Bunu ülkedeki herkes iyi bildiğinden genelde kaynatır sonra kullanırdı. Zira suyu yalın halde içip ölen bile varken akıllarından çıkmaması gereken yegâne kurallardan biriydi bu.
Suyu uzunca kaynat.
Elbette kurallara uymamak için doğmuş olan Wooyoung acele etmesinin de etkisiyle işleri birbirine kattığında bunun sonuçlarının kendisini dahi vuracağını düşünmemişti. Her zamanki gibi.
"Ben yalnızca şarap yapmaktan anlarım tamam mı?" Mırıldandı sessizce. Kendini savunacak pek bir şeyi yokken bile konuşuyor olması Taeyong'u güldürmüştü.
Elindeki yeni yıkanıp iki günde ancak kurumuş olan sert çamaşırları katlarken konuşmaya girdi.
"Su kaynatmak şarap yapmaktan daha az meşakatli. Ufak bir çocuk bile bilir ne yapacağını Woo! Tek malzemen su!" Gömleklerinden birini sertçe çırpmıştı bu sırada. Wooyoung'sa ufak mutfaktan göremediği dostuna göz devirmişti. Salondan kulağına ulaşan sesindeki alay sinirini bozuyordu.
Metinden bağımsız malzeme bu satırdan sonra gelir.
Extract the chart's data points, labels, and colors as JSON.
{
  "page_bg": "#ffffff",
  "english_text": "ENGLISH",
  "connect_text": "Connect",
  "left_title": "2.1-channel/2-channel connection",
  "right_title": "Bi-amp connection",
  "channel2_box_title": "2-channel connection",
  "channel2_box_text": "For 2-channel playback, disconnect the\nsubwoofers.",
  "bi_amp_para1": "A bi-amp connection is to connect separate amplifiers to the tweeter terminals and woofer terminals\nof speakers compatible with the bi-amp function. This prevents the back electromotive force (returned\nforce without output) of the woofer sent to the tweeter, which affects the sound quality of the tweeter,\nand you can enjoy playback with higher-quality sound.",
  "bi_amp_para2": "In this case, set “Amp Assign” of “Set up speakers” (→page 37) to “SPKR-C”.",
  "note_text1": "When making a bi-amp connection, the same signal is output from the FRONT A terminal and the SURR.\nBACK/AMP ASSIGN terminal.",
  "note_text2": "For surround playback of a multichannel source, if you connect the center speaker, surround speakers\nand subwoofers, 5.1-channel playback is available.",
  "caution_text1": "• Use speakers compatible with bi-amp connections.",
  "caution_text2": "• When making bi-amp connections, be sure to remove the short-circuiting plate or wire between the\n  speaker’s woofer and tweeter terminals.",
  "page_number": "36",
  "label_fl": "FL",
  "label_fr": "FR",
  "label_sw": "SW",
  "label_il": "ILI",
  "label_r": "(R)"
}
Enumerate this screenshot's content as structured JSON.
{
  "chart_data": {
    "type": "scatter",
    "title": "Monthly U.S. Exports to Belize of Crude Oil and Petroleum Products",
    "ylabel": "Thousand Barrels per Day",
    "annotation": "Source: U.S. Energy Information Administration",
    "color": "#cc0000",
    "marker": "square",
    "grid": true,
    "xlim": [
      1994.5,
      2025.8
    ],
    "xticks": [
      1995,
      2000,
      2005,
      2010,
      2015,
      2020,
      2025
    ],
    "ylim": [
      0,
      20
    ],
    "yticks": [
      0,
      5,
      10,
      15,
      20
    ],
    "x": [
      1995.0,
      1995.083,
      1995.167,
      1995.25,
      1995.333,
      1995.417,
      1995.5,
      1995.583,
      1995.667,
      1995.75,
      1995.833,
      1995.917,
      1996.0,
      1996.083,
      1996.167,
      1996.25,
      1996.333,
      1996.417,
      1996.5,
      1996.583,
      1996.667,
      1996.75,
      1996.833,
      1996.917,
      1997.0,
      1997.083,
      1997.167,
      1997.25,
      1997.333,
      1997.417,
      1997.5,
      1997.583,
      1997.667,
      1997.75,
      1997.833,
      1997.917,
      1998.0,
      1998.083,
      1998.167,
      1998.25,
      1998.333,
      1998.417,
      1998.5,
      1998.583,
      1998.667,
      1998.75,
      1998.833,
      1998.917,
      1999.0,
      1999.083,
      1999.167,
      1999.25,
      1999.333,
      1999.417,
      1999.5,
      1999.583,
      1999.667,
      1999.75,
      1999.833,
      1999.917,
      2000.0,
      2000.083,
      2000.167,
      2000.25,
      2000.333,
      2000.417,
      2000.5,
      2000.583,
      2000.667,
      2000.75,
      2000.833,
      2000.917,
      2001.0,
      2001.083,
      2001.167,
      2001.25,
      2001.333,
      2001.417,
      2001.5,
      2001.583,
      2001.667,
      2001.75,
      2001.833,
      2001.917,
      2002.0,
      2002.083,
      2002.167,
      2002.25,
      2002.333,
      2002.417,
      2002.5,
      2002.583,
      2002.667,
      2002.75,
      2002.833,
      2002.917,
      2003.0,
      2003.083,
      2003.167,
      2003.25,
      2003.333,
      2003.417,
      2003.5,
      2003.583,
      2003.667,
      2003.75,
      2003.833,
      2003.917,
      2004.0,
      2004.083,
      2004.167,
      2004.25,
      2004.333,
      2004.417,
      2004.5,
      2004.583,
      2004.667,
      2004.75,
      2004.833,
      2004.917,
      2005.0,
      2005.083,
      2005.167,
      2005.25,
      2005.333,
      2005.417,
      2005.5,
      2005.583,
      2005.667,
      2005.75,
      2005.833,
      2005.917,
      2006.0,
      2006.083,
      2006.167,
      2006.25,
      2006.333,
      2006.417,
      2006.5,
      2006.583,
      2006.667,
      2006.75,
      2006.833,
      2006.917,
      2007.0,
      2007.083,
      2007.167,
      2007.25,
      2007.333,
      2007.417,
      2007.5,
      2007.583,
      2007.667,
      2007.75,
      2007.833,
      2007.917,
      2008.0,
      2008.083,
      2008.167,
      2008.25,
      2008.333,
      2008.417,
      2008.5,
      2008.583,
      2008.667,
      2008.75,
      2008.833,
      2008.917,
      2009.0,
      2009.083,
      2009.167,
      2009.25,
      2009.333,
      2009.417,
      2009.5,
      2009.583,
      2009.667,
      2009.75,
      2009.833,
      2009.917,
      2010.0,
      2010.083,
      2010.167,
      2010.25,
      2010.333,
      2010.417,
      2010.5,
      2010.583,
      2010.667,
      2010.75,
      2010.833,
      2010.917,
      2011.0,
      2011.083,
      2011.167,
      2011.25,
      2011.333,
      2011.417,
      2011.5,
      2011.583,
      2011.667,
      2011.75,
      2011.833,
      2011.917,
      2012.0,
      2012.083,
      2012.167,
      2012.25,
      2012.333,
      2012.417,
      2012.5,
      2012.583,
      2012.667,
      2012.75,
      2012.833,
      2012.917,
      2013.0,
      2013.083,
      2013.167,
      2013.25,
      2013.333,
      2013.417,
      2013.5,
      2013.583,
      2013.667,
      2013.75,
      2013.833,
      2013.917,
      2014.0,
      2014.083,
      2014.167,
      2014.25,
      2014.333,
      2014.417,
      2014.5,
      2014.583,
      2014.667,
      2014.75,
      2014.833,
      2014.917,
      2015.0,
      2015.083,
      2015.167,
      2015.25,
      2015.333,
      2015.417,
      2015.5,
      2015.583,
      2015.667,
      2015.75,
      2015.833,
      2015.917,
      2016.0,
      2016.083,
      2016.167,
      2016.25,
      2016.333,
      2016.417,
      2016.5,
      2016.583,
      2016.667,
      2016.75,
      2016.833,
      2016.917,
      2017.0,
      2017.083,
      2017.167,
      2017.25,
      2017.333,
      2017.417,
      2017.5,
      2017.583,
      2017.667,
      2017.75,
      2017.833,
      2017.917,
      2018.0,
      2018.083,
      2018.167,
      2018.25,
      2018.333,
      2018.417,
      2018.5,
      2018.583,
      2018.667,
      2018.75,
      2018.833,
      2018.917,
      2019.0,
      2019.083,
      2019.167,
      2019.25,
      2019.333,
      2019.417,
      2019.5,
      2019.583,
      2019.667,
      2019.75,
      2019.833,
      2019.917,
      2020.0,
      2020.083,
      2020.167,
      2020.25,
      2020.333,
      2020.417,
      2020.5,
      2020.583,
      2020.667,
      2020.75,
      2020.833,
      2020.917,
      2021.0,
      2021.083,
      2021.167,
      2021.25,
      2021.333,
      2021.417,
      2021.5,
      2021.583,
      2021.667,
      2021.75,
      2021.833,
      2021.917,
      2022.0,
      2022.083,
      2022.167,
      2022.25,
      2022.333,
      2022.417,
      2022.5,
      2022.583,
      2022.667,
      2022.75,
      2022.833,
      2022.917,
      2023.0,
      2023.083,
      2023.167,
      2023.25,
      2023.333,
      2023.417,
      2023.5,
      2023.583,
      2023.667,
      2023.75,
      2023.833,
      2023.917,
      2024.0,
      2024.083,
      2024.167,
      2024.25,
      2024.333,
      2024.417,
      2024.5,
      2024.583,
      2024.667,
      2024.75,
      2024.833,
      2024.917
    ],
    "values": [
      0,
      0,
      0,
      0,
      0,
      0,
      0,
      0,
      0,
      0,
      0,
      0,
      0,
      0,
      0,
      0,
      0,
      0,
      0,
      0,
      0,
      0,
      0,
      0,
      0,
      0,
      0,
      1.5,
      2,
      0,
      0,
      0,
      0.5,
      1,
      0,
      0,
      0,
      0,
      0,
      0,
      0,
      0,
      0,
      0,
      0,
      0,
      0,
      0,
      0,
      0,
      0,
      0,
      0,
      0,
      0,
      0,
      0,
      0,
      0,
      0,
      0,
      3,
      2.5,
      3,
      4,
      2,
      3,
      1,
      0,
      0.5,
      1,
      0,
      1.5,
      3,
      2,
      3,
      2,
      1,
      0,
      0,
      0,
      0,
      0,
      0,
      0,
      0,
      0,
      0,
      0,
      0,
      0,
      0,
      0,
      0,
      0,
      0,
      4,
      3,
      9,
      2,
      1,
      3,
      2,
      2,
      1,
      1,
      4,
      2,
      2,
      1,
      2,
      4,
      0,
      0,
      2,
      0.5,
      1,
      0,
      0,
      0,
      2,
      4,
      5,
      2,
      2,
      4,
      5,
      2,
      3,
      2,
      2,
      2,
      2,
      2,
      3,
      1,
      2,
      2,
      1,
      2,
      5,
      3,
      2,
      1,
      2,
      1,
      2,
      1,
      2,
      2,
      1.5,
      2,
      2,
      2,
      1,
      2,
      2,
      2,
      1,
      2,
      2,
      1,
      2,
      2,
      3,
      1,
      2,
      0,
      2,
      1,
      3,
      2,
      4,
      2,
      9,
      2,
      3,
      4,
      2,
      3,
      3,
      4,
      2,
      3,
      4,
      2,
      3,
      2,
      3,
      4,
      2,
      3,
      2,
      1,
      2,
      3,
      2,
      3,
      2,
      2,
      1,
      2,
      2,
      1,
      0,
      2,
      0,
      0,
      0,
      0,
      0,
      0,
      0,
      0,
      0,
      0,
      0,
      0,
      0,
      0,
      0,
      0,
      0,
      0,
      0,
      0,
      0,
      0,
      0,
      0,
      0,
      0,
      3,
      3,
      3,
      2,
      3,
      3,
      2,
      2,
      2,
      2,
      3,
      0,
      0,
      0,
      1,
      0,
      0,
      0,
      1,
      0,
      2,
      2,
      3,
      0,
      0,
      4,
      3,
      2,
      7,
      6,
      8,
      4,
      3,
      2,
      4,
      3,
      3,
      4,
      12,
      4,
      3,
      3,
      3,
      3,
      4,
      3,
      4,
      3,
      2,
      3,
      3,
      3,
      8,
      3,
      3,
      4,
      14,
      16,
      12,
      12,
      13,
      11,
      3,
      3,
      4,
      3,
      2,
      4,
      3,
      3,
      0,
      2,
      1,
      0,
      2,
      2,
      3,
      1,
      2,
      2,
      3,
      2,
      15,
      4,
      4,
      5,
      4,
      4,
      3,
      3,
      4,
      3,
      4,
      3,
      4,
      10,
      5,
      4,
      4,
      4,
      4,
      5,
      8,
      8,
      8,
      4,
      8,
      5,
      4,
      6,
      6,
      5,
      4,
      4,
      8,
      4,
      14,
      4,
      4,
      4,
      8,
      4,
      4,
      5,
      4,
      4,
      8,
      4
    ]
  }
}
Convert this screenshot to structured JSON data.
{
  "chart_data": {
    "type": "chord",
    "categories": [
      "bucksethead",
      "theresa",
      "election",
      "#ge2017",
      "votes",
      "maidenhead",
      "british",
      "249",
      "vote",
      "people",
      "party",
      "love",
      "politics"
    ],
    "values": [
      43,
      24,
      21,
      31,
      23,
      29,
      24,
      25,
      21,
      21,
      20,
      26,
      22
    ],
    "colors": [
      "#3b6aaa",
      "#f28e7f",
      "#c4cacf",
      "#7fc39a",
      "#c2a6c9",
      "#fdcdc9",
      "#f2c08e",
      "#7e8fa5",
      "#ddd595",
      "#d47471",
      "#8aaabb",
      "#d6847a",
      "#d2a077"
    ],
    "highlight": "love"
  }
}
"Her neyse... Bu sefer dikkat ediyorum."
"Buna sevindim. Ayrıca sen tüm gün neredeydin? Odun kesmekten ellerim kanadı." Sorusu üzerine aralık bahçe kapısından izlediği ateşin üzerindeki tencereden uzaklaşıp titreyen bedeniyle sıcak salona girdi. Şöminenin kenarındaki yün halıya oturup ellerini birbirine sürterken neşeyle konuştu.
"İnanmayacaksın ama Rahip San'la beraberdim!"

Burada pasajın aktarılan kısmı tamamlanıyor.